これは今までに何度も新聞記事になっているので、ご承知の方も多いと思います。無条件に300%も緩和されてしまいますと、例えば丸の内は今1千%なわけですが、1千300%も無条件で建てられるとなると、高さにして40mくらい高くなるのです。プラス300%というのはスカイラインを40〜50m押し上げるわけです。つまりそれだけ環境が変わってしまうのです。それを景気刺激策として、数字を変えるだけで、一銭の税金も使わないでやれるといっているのです。だからそれは国民のためである。これもまた経済学者の理論です。そんなことで都心の環境を、商業地の環境を大きく変えてしまって良いのか。物理的な空間、そこが持っていた歴史的な環境を大きく変えるようなことをして良いのか。そういうことが非常に大きな問題としてあると思います。
建築基準法の規制緩和
また、建築基準法が改正になり、いくつかの新しい制度が生まれてきています。
一つは連担建築制度です。これは一つの街区で容積を動かして良いという制度で、もうすぐ施行されます。こうなると、もっともっと古い建物が残りにくくなるんじゃないかと心配しております。古い建物の保存を容積移転の条件にしないで、自由に使われてしまうと非常に不自然な町になってしまいかねないわけです。
また敷地規模別の容積率が議論されておりますが、これなら敷地が大きくなると容積を沢山あげるというものです。
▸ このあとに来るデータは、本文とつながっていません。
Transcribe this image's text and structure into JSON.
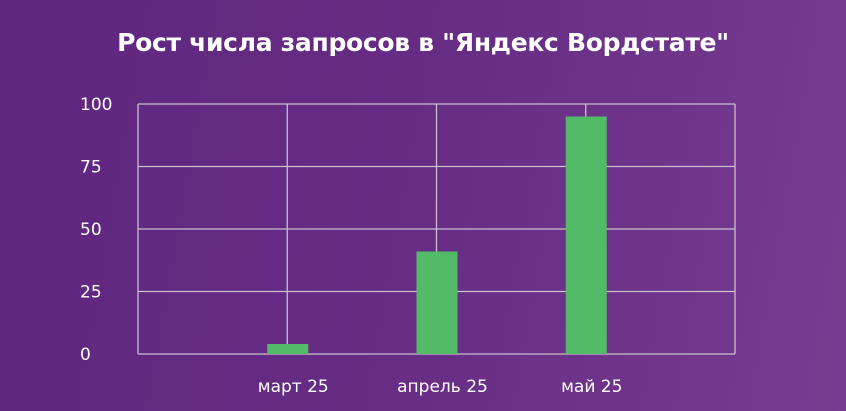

これも小さな敷地を統合して大きくすれば良いわけですから、共同化を促進する力として働くわけです。したがって小さな敷地の古い建物は残りにくくなります。敷地をまとめることが防災上重要なところもありますが、歴史的建造物に関する何らかの歯止めや、逆の意味でのメリットがないと、一挙に壊されていってしまうかもしれません。
また同じく、建築基準法の改正の中で建築確認申請が民営化されるということがあります。確認申請が民営化されますと、建築基準法と都市計画法にあっていれば自動的に確認がおりるシステムになるわけです。ですから、合意や指導勧告で建物を残してほしいとか、デザインを頑張ってほしいなどをお願いしても、交渉をバックアップする時、なんの措置も取れなくなるわけです。今までは行政の中で建築主事が建築確認申請を少し遅らせる、これもなかなか難しくなってきていますが、そういった何らかのやりとりができたのですが、もし民営化されてしまうと、行政とは別のところで確認がおりてしまうことになります。そうすると、町をうまく作っていこうとするために説得をしよう、お願いをしようとしているのが、尻抜けになる可能性があるわけです。ここのところも歴史的なものに関して何らかの歯止めを作っていかないと、大きく町が変わっていく可能性があります。
世の中は全体として規制緩和の流れにありますが、まちづくりを規制緩和でやってはいけない。町は百年の計ですから、一回建ててしまうと、後々まで残るわけです。きちんとみんなで合意して町を作っていかなければいけないわけです。これを他の規制を緩和するのと同じように扱ってはいけないわけです。
再び増加するマンション
ここ1、2年、各地で小規模な居室の超高層のマンションがまたまた増えています。茅ヶ崎や世田谷や各地で、今まではもう少し環境に配慮した、グレードの高いものを作っていこうとしていたところで、地価上昇への期待もなくなり、あまり高いものを作っても売れないということで、ギリギリまで容積を使って値段を安くして売り出そうという動きが出始めているのです。そのことが大きなマンションを各地で作りそうになっています。それが不安です。